Ainda não dá para viver da cerveja, mas espero que, em breve, isso se torne
possível”.

O servidor
público brasiliense Fábio Bakker também não consegue viver exclusivamente do
negócio aberto com outros dois amigos, mas afirma já ter outras compensações.
“A atividade ainda não me sustenta, mas quando me perguntam o que eu faço, me
identifico como cervejeiro. Porque isso é algo que faço por gosto, que está
associado à produção artesanal, à valorização dos produtos, sabores e da
cultura local”, declarou Bakker, que, por formação, é engenheiro florestal.

Para lançar a
marca Criolina (nome de uma conhecida festa de Brasília, produzida por um dos
sócios) em 2015, Bakker e os amigos investiram cerca de R$ 150 mil. Também
começaram como “ciganos”, ou seja, terceirizando a produção para outros
microfabricantes.
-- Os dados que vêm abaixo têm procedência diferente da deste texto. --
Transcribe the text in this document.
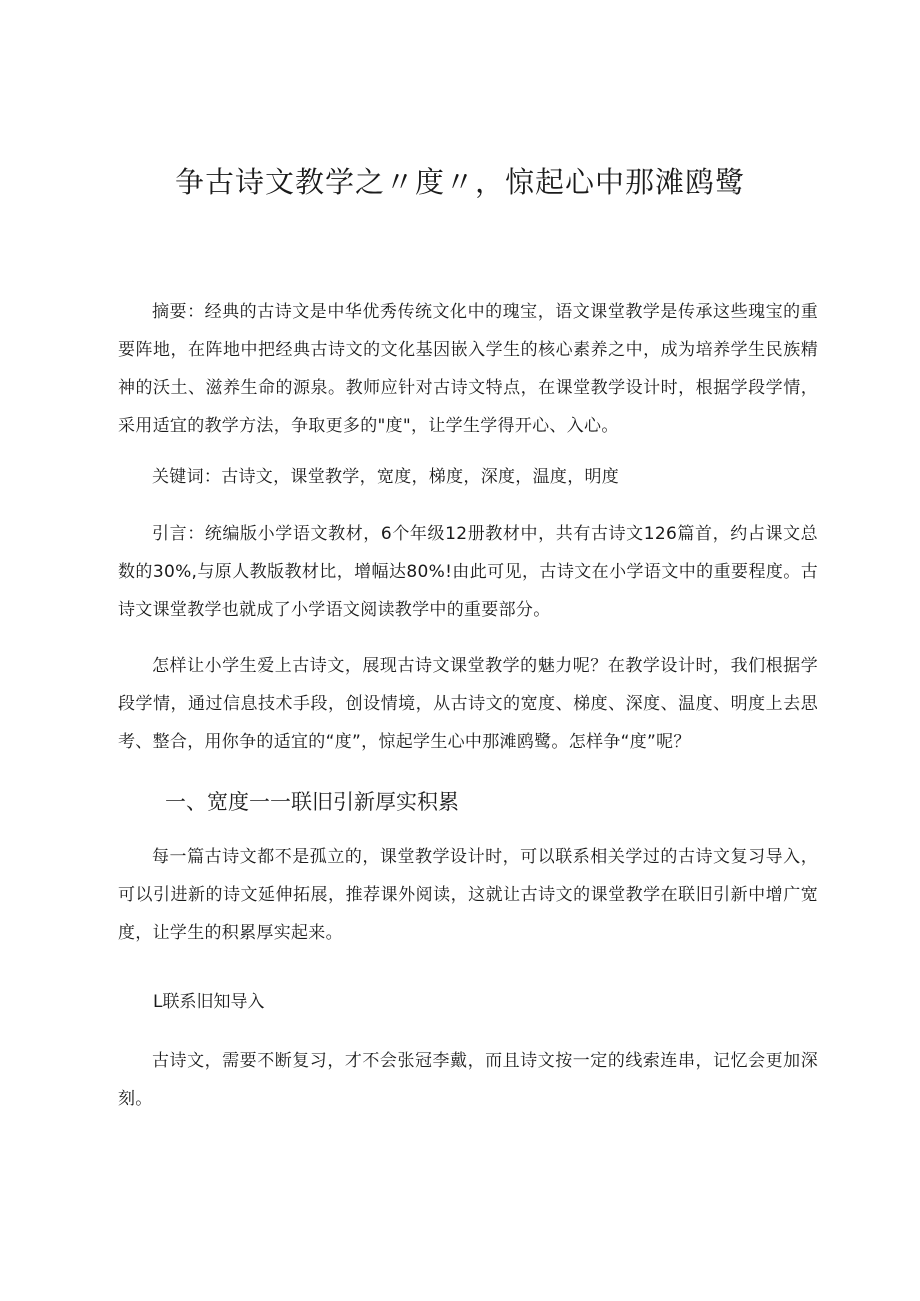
争古诗文教学之〃度〃，惊起心中那滩鸥鹭

摘要：经典的古诗文是中华优秀传统文化中的瑰宝，语文课堂教学是传承这些瑰宝的重要阵地，在阵地中把经典古诗文的文化基因嵌入学生的核心素养之中，成为培养学生民族精神的沃土、滋养生命的源泉。教师应针对古诗文特点，在课堂教学设计时，根据学段学情，采用适宜的教学方法，争取更多的"度"，让学生学得开心、入心。

关键词：古诗文，课堂教学，宽度，梯度，深度，温度，明度

引言：统编版小学语文教材，6个年级12册教材中，共有古诗文126篇首，约占课文总数的30%,与原人教版教材比，增幅达80%!由此可见，古诗文在小学语文中的重要程度。古诗文课堂教学也就成了小学语文阅读教学中的重要部分。

怎样让小学生爱上古诗文，展现古诗文课堂教学的魅力呢？在教学设计时，我们根据学段学情，通过信息技术手段，创设情境，从古诗文的宽度、梯度、深度、温度、明度上去思考、整合，用你争的适宜的“度”，惊起学生心中那滩鸥鹭。怎样争“度”呢？

一、宽度一一联旧引新厚实积累

每一篇古诗文都不是孤立的，课堂教学设计时，可以联系相关学过的古诗文复习导入，可以引进新的诗文延伸拓展，推荐课外阅读，这就让古诗文的课堂教学在联旧引新中增广宽度，让学生的积累厚实起来。

L联系旧知导入

古诗文，需要不断复习，才不会张冠李戴，而且诗文按一定的线索连串，记忆会更加深刻。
Hoje, estão em 43 pontos de venda do Distrito Federal, além
de Goiânia (GO), Palmas (TO), além de uma rede de supermercados. Com o sucesso,
planejam investir mais R$ 800 mil para equipar o galpão onde já realizam
eventos com todo o equipamento necessário para produzir em parceria com outras
marcas. Os amigos já empregam sete pessoas.

“Temos ambição
de ampliar nossa produção, fazer parcerias com outras fabricantes ciganas”,
anunciou Bakker, garantindo que a recente crise econômica não chegou a
prejudicar os planos da Criolina. “Há sustos, lógico, mas isso é comum a todo
tipo de empreendimento. O mercado das cervejas especiais ainda é incipiente e
tem um enorme potencial de crescimento. E pode se aproveitar dessa mudança de
padrão de consumo, da curiosidade de uma parcela dos consumidores que, hoje,
está mais atenta à procedência daquilo que consome. A cerveja artesanal rompe
com a ideia do globalismo e valoriza o sabor local”, acrescentou o cervejeiro.